Search code examples
influxdbinfluxql

Modelling influxdb data into tags and fields


TL;DR
How to model data into fields vs tags incase you want to perform both group by and count(distinct())

So currently this is my influxdb data model:

api_requests (database)
   - requests_stats (measurement)
        - api_path (tag)
        - app_version (tag)
        - host (tag)
        - platform (tag) 

        - account_id (field)
        - user_id (field)
        - function_name (field)
        - network (field)
        - network_type (field)
        - time_to_execute (field)

So now I want to find out the number of distinct accounts (active accounts). So I can run the following query:

SELECT count(distinct("account_id")) AS "active_accounts"
FROM "api_requests"."autogen"."requests_stats"

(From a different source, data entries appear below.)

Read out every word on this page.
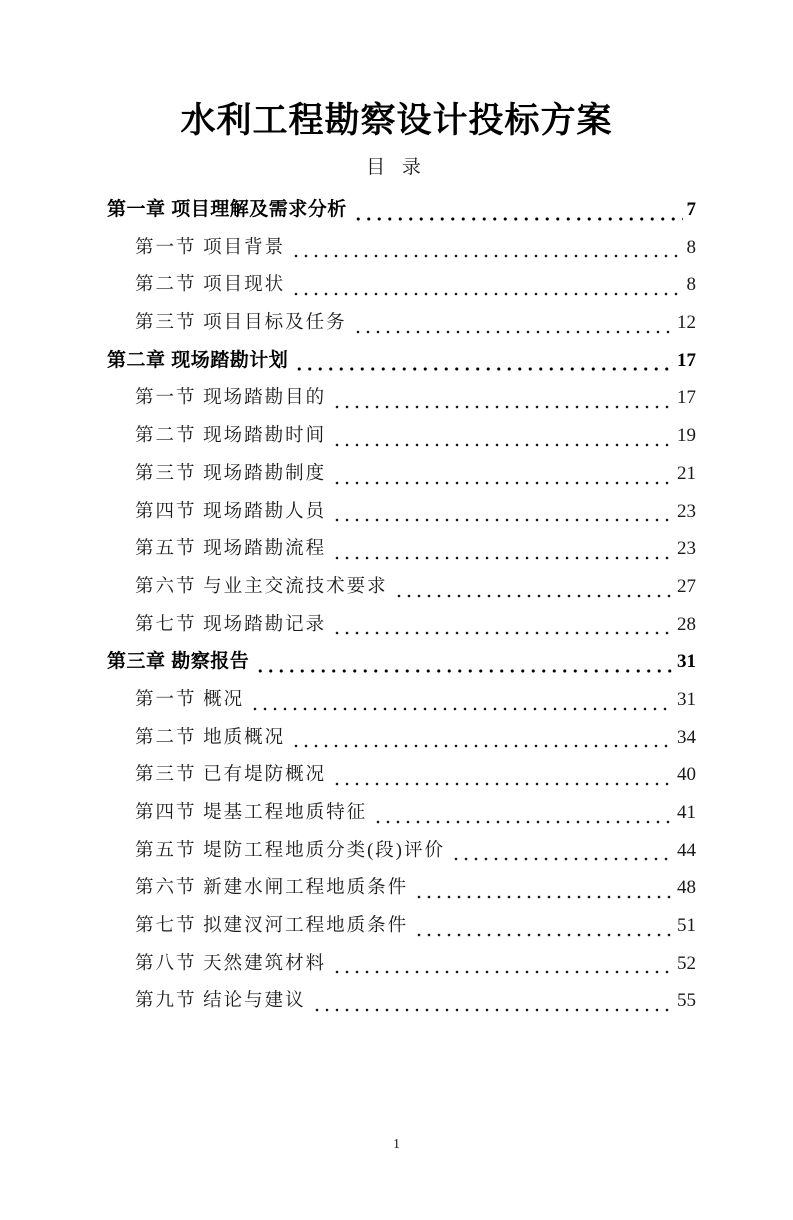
水利工程勘察设计投标方案
目 录
第一章 项目理解及需求分析	7
第一节 项目背景	8
第二节 项目现状	8
第三节 项目目标及任务	12
第二章 现场踏勘计划	17
第一节 现场踏勘目的	17
第二节 现场踏勘时间	19
第三节 现场踏勘制度	21
第四节 现场踏勘人员	23
第五节 现场踏勘流程	23
第六节 与业主交流技术要求	27
第七节 现场踏勘记录	28
第三章 勘察报告	31
第一节 概况	31
第二节 地质概况	34
第三节 已有堤防概况	40
第四节 堤基工程地质特征	41
第五节 堤防工程地质分类(段)评价	44
第六节 新建水闸工程地质条件	48
第七节 拟建汊河工程地质条件	51
第八节 天然建筑材料	52
第九节 结论与建议	55
1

This works fine as account id is a field.

Now suppose I want to perform a group by operation on account_id, for example to find the number of requests received per account:

SELECT count("function_name") AS "request_count" 
FROM "api_requests"."autogen"."requests_stats"
GROUP BY "account_id"

I cannot do this as group by is recommended on tags.

How would one manage this kind of scenerio?

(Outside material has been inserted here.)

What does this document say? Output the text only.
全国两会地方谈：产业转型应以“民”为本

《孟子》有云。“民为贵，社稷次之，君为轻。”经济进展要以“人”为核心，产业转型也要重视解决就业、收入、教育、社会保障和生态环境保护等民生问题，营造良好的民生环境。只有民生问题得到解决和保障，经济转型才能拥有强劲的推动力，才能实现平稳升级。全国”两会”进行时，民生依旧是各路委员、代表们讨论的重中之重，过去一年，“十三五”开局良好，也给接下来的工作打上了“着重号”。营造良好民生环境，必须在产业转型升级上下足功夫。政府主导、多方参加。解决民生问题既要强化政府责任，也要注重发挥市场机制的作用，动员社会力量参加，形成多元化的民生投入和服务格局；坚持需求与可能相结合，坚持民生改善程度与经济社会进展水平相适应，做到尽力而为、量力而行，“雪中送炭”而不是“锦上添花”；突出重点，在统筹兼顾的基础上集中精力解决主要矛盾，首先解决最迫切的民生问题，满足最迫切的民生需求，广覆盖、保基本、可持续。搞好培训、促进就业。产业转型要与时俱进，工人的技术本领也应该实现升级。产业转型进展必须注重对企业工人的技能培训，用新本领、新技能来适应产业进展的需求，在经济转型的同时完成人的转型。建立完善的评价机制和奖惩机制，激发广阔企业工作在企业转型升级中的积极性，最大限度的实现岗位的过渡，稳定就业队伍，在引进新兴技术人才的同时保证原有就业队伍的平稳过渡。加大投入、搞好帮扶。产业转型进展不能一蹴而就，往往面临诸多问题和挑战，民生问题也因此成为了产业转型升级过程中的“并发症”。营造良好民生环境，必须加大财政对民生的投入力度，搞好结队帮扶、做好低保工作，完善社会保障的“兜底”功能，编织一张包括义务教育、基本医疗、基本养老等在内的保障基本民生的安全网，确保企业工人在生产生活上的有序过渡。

One of the solution is to store the value in both field and value but that would be data redundancy.

The other and the most optimal way would be for count(distinct()) to work on tags. Is this possible? This was actually a feature request in their github repo.

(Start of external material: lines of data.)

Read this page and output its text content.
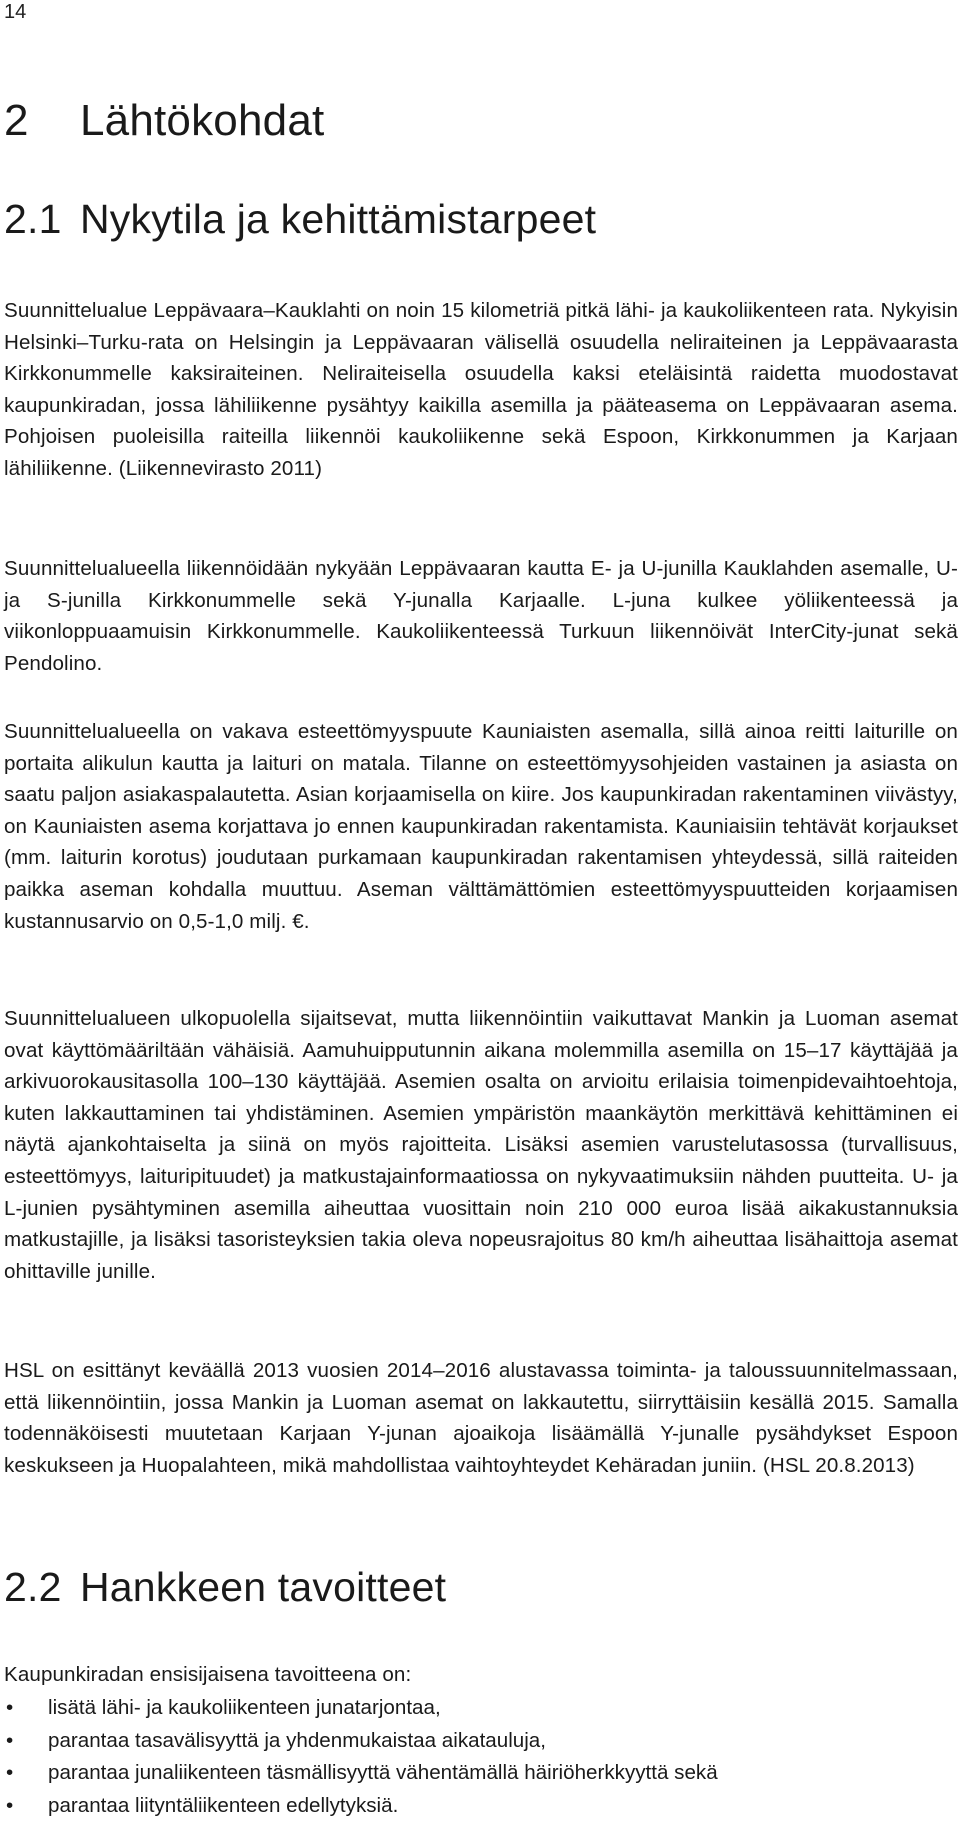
14
2 Lähtökohdat
2.1 Nykytila ja kehittämistarpeet

Suunnittelualue Leppävaara–Kauklahti on noin 15 kilometriä pitkä lähi- ja kaukoliikenteen rata. Nykyisin Helsinki–Turku-rata on Helsingin ja Leppävaaran välisellä osuudella neliraiteinen ja Leppävaarasta Kirkkonummelle kaksiraiteinen. Neliraiteisella osuudella kaksi eteläisintä raidetta muodostavat kaupunkiradan, jossa lähiliikenne pysähtyy kaikilla asemilla ja pääteasema on Leppävaaran asema. Pohjoisen puoleisilla raiteilla liikennöi kaukoliikenne sekä Espoon, Kirkkonummen ja Karjaan lähiliikenne. (Liikennevirasto 2011)

Suunnittelualueella liikennöidään nykyään Leppävaaran kautta E- ja U-junilla Kauklahden asemalle, U- ja S-junilla Kirkkonummelle sekä Y-junalla Karjaalle. L-juna kulkee yöliikenteessä ja viikonloppuaamuisin Kirkkonummelle. Kaukoliikenteessä Turkuun liikennöivät InterCity-junat sekä Pendolino.

Suunnittelualueella on vakava esteettömyyspuute Kauniaisten asemalla, sillä ainoa reitti laiturille on portaita alikulun kautta ja laituri on matala. Tilanne on esteettömyysohjeiden vastainen ja asiasta on saatu paljon asiakaspalautetta. Asian korjaamisella on kiire. Jos kaupunkiradan rakentaminen viivästyy, on Kauniaisten asema korjattava jo ennen kaupunkiradan rakentamista. Kauniaisiin tehtävät korjaukset (mm. laiturin korotus) joudutaan purkamaan kaupunkiradan rakentamisen yhteydessä, sillä raiteiden paikka aseman kohdalla muuttuu. Aseman välttämättömien esteettömyyspuutteiden korjaamisen kustannusarvio on 0,5-1,0 milj. €.

Suunnittelualueen ulkopuolella sijaitsevat, mutta liikennöintiin vaikuttavat Mankin ja Luoman asemat ovat käyttömääriltään vähäisiä. Aamuhuipputunnin aikana molemmilla asemilla on 15–17 käyttäjää ja arkivuorokausitasolla 100–130 käyttäjää. Asemien osalta on arvioitu erilaisia toimenpidevaihtoehtoja, kuten lakkauttaminen tai yhdistäminen. Asemien ympäristön maankäytön merkittävä kehittäminen ei näytä ajankohtaiselta ja siinä on myös rajoitteita. Lisäksi asemien varustelutasossa (turvallisuus, esteettömyys, laituripituudet) ja matkustajainformaatiossa on nykyvaatimuksiin nähden puutteita. U- ja L-junien pysähtyminen asemilla aiheuttaa vuosittain noin 210 000 euroa lisää aikakustannuksia matkustajille, ja lisäksi tasoristeyksien takia oleva nopeusrajoitus 80 km/h aiheuttaa lisähaittoja asemat ohittaville junille.

HSL on esittänyt keväällä 2013 vuosien 2014–2016 alustavassa toiminta- ja taloussuunnitelmassaan, että liikennöintiin, jossa Mankin ja Luoman asemat on lakkautettu, siirryttäisiin kesällä 2015. Samalla todennäköisesti muutetaan Karjaan Y-junan ajoaikoja lisäämällä Y-junalle pysähdykset Espoon keskukseen ja Huopalahteen, mikä mahdollistaa vaihtoyhteydet Kehäradan juniin. (HSL 20.8.2013)

2.2 Hankkeen tavoitteet

Kaupunkiradan ensisijaisena tavoitteena on:

• lisätä lähi- ja kaukoliikenteen junatarjontaa,
• parantaa tasavälisyyttä ja yhdenmukaistaa aikatauluja,
• parantaa junaliikenteen täsmällisyyttä vähentämällä häiriöherkkyyttä sekä
• parantaa liityntäliikenteen edellytyksiä.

Or can something be done about the data model to achieve the same?


Solution

  • Use tag for account_id. Instead of count query:

    SELECT count(distinct("account_id")) AS "active_accounts"
    FROM "api_requests"."autogen"."requests_stats"
    

    use query, which will calculate exact tag value cardinality:

    SHOW TAG VALUES EXACT CARDINALITY WITH KEY = "account_id"
    

    This will work only for your use case, because you don't want to use any additional (time, tag) filter in your distinct count query.